/Gapminder-World-Data-Analysis

Analysis of Gapminder World data

Primary LanguageHTML

Gapminder-World-Data-Analysis

Gapminder has collected a lot of information about how people live their lives in different countries, tracked across the years, and on a number of different indicators. The Gapminder Foundation is a non-profit venture registered in Stockholm, Sweden, that promotes sustainable global development and achievement of the United Nations Millennium Development Goals by increased use and understanding of statistics and other information about social, economic and environmental development at local, national and global levels.

This repo looks into how the world has changed across these indicators to answer some interesting questions. The analysis process addresses data quality and tidiness issues and goes through, step by step to produce Explanatory Visualizations that answer the questions raised, as the end result.

Data

The data used can be downloaded from Gapminder here.

Following are the indicators analyzed:

  • Literacy Rate
    The percentage of people ages 15 and above who can, with understanding read and write a short, simple statement on their everyday life.
  • GDP Per Capita
    Gross Domestic Product per person adjusted for differences in purchasing power (in international dollars, fixed 2011 PPP based on 2011 ICP).
  • Life Expectancy
    The average number of years a new born child would live if current mortality patterns were to stay the same.
  • Employment Rate
    Percentage of total population, age group 15-24, that has been employed during the given year.
  • Forest Coverage
    Percentage of total area that has been covered with forest during the given year; excluding the wooded land, which is spanning more than 0.5 hectares, with trees higher than 5 meters and a canopy of 5-10 percent, or trees able to reach these threshold in situ, or with a combined cover of shrubs, bushes and trees above 10 percent.
  • Human Development Index
    Human Development Index is an index used to rank countries by level of "human development". It contains three dimensions: health level, educational level and living standard.
  • Population Density
    Average number of people on each square km of land in the given country.

Analysis

The Analysis Process has been carried out with documentation in two Jupyter Notebooks which can be downloaded from the repo or previewed here:

  • Data Preparation: cleaning_act.ipynb | Preview
  • Exploratory Data Anaysis: analyzing_act.ipynb | Preview

Conclusion

The following conclusions were made from the analysis:

  • Certain metrics like Literacy Rate, GDP Per Capita, Life Expectancy Years, Human Development Index and Population Density show a consistently increasing trend while others such as Youth Employment Rate (Age: 15 - 24), Percentage Forest Cover have been decreasing.

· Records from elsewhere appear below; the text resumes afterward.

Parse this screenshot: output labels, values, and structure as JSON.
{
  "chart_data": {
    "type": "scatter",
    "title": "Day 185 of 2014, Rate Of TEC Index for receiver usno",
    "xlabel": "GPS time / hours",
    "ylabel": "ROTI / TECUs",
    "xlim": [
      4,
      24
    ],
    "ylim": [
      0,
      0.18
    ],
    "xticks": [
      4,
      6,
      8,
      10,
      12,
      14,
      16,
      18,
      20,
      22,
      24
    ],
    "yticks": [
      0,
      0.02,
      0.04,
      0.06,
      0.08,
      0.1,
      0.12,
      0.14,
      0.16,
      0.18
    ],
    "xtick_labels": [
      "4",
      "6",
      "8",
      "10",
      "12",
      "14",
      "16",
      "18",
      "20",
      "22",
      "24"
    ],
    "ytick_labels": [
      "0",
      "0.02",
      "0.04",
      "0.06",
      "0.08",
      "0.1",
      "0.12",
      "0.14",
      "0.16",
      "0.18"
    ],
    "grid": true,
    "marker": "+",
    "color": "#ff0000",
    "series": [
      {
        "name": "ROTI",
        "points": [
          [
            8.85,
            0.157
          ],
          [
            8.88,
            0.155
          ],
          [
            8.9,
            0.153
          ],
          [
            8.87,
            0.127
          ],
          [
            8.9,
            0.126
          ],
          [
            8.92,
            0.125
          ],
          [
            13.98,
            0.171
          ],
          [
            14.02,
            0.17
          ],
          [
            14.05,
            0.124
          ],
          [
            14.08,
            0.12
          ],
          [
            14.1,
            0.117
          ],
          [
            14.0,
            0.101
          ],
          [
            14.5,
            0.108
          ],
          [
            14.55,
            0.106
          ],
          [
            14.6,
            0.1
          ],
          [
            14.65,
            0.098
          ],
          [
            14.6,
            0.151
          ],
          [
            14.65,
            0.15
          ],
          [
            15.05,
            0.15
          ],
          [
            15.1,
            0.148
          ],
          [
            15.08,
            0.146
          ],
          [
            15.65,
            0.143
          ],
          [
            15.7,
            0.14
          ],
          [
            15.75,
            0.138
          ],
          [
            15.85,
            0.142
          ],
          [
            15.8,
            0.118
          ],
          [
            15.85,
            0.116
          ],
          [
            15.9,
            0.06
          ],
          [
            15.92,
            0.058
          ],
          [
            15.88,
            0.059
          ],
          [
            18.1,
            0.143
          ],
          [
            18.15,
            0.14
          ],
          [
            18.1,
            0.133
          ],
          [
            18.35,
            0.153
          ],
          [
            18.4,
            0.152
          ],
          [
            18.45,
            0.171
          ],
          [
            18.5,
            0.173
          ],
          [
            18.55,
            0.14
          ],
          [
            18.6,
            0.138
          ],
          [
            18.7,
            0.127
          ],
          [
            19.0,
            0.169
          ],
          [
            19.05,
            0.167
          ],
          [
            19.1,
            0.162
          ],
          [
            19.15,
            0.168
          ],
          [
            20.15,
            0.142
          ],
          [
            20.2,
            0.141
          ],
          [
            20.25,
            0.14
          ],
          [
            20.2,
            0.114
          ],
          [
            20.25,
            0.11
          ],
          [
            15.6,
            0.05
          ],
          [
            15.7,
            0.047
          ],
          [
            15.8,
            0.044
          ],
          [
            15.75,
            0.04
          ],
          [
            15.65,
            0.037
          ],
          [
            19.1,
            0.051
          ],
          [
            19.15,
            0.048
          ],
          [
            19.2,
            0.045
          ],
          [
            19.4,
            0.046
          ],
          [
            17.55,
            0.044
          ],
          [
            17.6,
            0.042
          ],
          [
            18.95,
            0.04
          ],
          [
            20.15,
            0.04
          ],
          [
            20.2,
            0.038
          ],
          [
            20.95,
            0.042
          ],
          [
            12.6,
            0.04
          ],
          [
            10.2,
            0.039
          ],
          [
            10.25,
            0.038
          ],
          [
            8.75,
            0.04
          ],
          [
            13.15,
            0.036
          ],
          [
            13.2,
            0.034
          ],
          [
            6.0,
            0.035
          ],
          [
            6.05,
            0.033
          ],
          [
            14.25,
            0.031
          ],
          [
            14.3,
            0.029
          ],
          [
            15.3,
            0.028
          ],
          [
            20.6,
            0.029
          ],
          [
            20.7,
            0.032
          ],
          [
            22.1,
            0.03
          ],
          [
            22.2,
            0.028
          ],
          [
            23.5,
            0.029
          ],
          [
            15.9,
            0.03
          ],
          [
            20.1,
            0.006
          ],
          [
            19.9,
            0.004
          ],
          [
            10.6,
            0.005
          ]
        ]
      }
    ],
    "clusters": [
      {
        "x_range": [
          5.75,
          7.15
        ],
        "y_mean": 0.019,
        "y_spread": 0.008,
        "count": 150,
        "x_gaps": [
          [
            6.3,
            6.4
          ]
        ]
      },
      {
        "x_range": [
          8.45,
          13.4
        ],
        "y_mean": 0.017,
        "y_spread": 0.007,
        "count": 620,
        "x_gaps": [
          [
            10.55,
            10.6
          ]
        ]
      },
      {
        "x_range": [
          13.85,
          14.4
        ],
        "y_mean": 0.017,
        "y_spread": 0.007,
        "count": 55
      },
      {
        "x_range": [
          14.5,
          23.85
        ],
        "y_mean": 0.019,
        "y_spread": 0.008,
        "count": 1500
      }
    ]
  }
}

Percentage Forest Cover decreased sharply in the early 90's and has been decreasing steadily ever since.
    The decrease in Youth Employment Rate could be explained by an increasing number of students aged 15 to 20 opting for higher education. However, further investigation is needed to ascertain this.

  • A brief comparison of Literacy Rates showed that countries Hungary, Moldova, and Italy share the highest literacy rate ever recorded during the range 1991 - 2011; while countries like Niger, Burkina Faso, Guinea and Mali lie at the bottom end of the spectrum. There may be other countries having higher or lower rates which were not highlighted by the dataset due to a large number of missing values.

  • There exists a weak negative correlation (r = -0.12) between Percentage Forest Cover and Population Density. Although the correlation isn't strong, on the global scale, it could still be significant. However, since correlation does not imply causation, further research is required to say deterministically whether an increase in population density causes forest cover to decrease.

  • It was found that Human Development Index strongly correlates with Life Expectancy at Birth (r = 0.85). For countries that have HDI = 0.8 and above, its highly likely that their Life Expectancy will be at least 67 years.

  • Other than HDI, GDP Per Capita also influences Life Expectancy. Countries with high HDI and GDP Per Capita tended to have high life expectancy; while those with lower values, tended to have a lower Life Expectancy at Birth.